German energy company Uniper has abandoned plans to build a liquefied natural gas (LNG) import terminal in the German port of Wilhelmshaven.
By Martin Chomsky

Berlin is taking another step to reduce its dependence on gas from Russia. After Germany’s largest company opted out of importing Russian LNG, the government will now buy the fuel from Qatar.

Germany’s Economy and Climate Protection Minister Robert Habeck discussed the exact volumes and timeframe of LNG deliveries to Germany during a visit to Qatar, but did not disclose any details. Germany does not have a single LNG terminal, so Qatari will have to flow to terminals in neighbouring countries such as the Netherlands, Denmark and possibly Poland.

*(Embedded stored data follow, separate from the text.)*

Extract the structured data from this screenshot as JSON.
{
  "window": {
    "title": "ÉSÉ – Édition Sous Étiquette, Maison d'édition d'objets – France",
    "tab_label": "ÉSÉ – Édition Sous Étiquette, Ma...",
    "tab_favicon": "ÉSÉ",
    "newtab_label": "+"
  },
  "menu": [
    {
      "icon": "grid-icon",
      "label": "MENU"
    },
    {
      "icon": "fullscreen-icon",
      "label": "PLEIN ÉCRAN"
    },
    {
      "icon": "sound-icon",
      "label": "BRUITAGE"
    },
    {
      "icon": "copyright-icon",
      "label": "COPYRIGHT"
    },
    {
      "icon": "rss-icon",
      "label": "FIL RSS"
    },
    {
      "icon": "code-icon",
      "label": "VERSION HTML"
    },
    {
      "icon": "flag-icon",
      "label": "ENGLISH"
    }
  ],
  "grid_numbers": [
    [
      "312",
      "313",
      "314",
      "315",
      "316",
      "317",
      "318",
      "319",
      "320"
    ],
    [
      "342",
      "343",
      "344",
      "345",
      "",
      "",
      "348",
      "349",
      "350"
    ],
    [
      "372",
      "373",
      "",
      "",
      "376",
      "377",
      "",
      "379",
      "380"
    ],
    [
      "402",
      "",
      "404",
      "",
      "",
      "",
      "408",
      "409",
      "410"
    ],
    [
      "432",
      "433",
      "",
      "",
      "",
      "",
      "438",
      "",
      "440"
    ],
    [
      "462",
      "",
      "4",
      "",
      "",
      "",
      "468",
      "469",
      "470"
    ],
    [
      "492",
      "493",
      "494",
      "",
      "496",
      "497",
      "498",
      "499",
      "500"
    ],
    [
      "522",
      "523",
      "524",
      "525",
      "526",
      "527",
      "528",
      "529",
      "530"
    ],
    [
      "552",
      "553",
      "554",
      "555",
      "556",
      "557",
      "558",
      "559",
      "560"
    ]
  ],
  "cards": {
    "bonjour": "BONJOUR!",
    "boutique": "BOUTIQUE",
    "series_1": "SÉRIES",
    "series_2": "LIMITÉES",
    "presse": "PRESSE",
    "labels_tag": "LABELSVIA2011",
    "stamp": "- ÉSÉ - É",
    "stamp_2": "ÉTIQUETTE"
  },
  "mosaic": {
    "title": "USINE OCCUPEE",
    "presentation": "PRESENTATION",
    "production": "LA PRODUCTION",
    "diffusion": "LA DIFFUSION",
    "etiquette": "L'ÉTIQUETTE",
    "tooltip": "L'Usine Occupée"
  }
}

Habeck explained that Germany is looking to diversify its gas supply. “We need diversification, which means that one country or one region does not replace another,” he said.

Before the Russian invasion  of Ukraine, more than 50 percent of the gas consumed in Germany came from the Russian Federation. In future, Germany would like each supplying country to account for no more than 20 percent of imports. Then, in the event of an emergency, supplies can be sourced elsewhere quickly and without loss.

In early March, German Chancellor Olaf Scholz said that the country had started buying gas to the exclusion of Russia, but did not specify where the supplies were coming from. On 16 March, Germany’s largest energy company E.ON discontinued its relationship with Russian gas suppliers.